My husband and I are seriously considering breaking the mold and just putting one in the backyard, because we’re done being baffled by the lack of personal swim space.
But that doesn’t help this overheated lady in the here and now.
Because none of my friends are gazillionaires, or feel like converting their entire yard into a pool (legitimate landscaping option in the Buffalo area), I’m left begging for an invite to their neighborhood pools, or supporting Denver Parks & Rec with a day pass to the public pool.
I typically opt for the latter.
The City of Denver really has some incredible indoor and outdoor pools. The one in my neighborhood has one lane for lap swimming that’s available all day, and a water slide that’s not half bad.
While once upon a time, I'd be doing laps for over an hour, in my third trimester, I like to float around the shallow end for a bit, swim a few laps, and enjoy the only moments of relative weightlessness I can muster.
Sometimes there are a few adorable families I can creepily gush over from behind my sunglasses, and that really makes my day.
But most of the time, the pool is plagued with a plethora of marginally supervised pre-teens that are at peak levels of attempting to impress their friends, and their summer crushes.
It’s horrible on so many levels.
I cringe just thinking about the awkward middle school phase we all have to go through. There’s so much posturing, and insecurity, and uncertainty, and sweat, and braces. Woof. You couldn’t pay me a million dollars to go back to that stage of life.
Watching other people go through it isn’t much better.

No matter how cool you thought you were between the ages of 11 and 14, you weren’t.
You were weird, and you tried too hard, and your jokes may have made your friends laugh, but you probably weren’t funny.
If you were a good kid, adults probably loved you, and kids your own age were a bit less enthusiastic.

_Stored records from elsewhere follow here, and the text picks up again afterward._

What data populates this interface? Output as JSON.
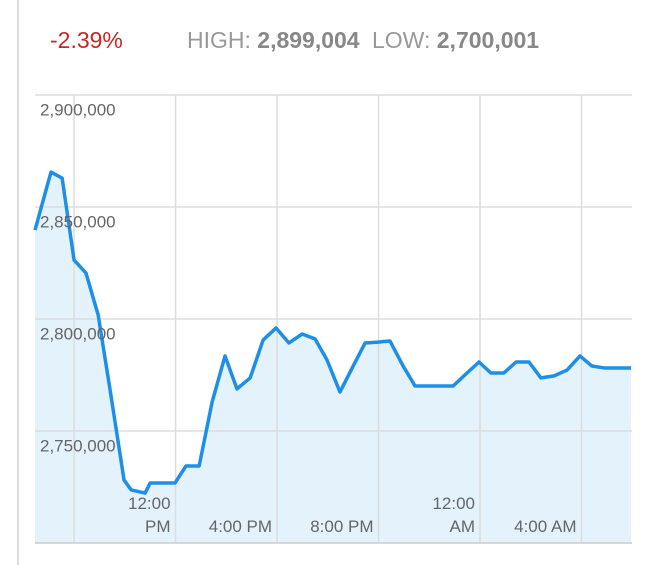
{
  "chart_data": {
    "type": "area",
    "change": "-2.39%",
    "high_label": "HIGH:",
    "high": "2,899,004",
    "low_label": "LOW:",
    "low": "2,700,001",
    "x": [
      6.46,
      7.09,
      7.53,
      8.0,
      8.47,
      8.95,
      9.42,
      9.97,
      10.25,
      10.8,
      11.0,
      11.39,
      11.98,
      12.41,
      12.93,
      13.44,
      13.95,
      14.42,
      14.94,
      15.45,
      15.96,
      16.47,
      16.99,
      17.5,
      17.97,
      18.48,
      18.96,
      19.47,
      19.98,
      20.45,
      20.97,
      21.44,
      21.95,
      22.46,
      22.94,
      23.45,
      23.96,
      24.43,
      24.94,
      25.42,
      25.93,
      26.4,
      26.92,
      27.43,
      27.94,
      28.41,
      28.93,
      29.4,
      29.95
    ],
    "values": [
      2839700,
      2865600,
      2862900,
      2826300,
      2820500,
      2801800,
      2768300,
      2728100,
      2723700,
      2722300,
      2726800,
      2726800,
      2726800,
      2734400,
      2734400,
      2762900,
      2783500,
      2768800,
      2773700,
      2790600,
      2796000,
      2789300,
      2793300,
      2791100,
      2781700,
      2767400,
      2778100,
      2789300,
      2789700,
      2790200,
      2779000,
      2770100,
      2770100,
      2770100,
      2770100,
      2775500,
      2780800,
      2775900,
      2775900,
      2780800,
      2780800,
      2773700,
      2774600,
      2777200,
      2783500,
      2779000,
      2778100,
      2778100,
      2778100
    ],
    "color": "#1e8fe8",
    "fill": "#e4f2fc",
    "xlim": [
      6.46,
      29.99
    ],
    "xgrid": [
      8,
      12,
      16,
      20,
      24,
      28
    ],
    "xticks": [
      {
        "value": 12,
        "label": "12:00 PM"
      },
      {
        "value": 16,
        "label": "4:00 PM"
      },
      {
        "value": 20,
        "label": "8:00 PM"
      },
      {
        "value": 24,
        "label": "12:00 AM"
      },
      {
        "value": 28,
        "label": "4:00 AM"
      }
    ],
    "ylim": [
      2700000,
      2900000
    ],
    "yticks": [
      {
        "value": 2900000,
        "label": "2,900,000"
      },
      {
        "value": 2850000,
        "label": "2,850,000"
      },
      {
        "value": 2800000,
        "label": "2,800,000"
      },
      {
        "value": 2750000,
        "label": "2,750,000"
      }
    ],
    "grid": true
  }
}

If you were popular with your classmates, guess what, you were a jerk. Hate to break it to you.
At my local pool, these jerks and wannabe jerks seem to love taking up all the space in the deep end while they tease each other, make insensitive remarks, disrespect the lifeguards and overall, just annoy the bajeezus out of everyone.
Middle school teachers, you are wildly underpaid, and has anyone checked in on your mental well-being? I assume you live at a breaking point.
Parents of middle schoolers, I’m legitimately sorry, this has got to be rough for you too.
So here I float, wanting to banish these kids from the pool for disrupting my leisure time with lame anecdotes about whatever crap they find interesting, when it dawns on me: One day, I’m going to have one of these monsters living in my house, and they will venture out into the world, likely to ruin some other pregnant person’s attempt at a relaxing afternoon.
NOOOOO! What have I done? To myself, to the world, to humanity?!
Who knew admission to this deceptively tranquil-seeming public oasis included an existential crisis (quite the bargain for two bucks)?
Suddenly, this kid’s position in my uterus seemed like the least of my concerns. I only have ten years or so to avoid him turning into a nuisance to all of society, and my lollygagging around in a pool isn’t going to help! Why did I bring some trashy beach read with me when I should be reading every book aimed at helping me raise a kid who doesn’t think splashing the lifeguard with a cannonball is comedy at it’s finest? Does Dr. Spock have a chapter on that?
If anything, this trip to the local watering hole has further cemented me in my desire to convert the majority of our home’s outdoor space into my own private swim center. If we want grass, there’s a park down the street, I can’t risk facing my future like this on a regular basis, I’ll never survive parenthood.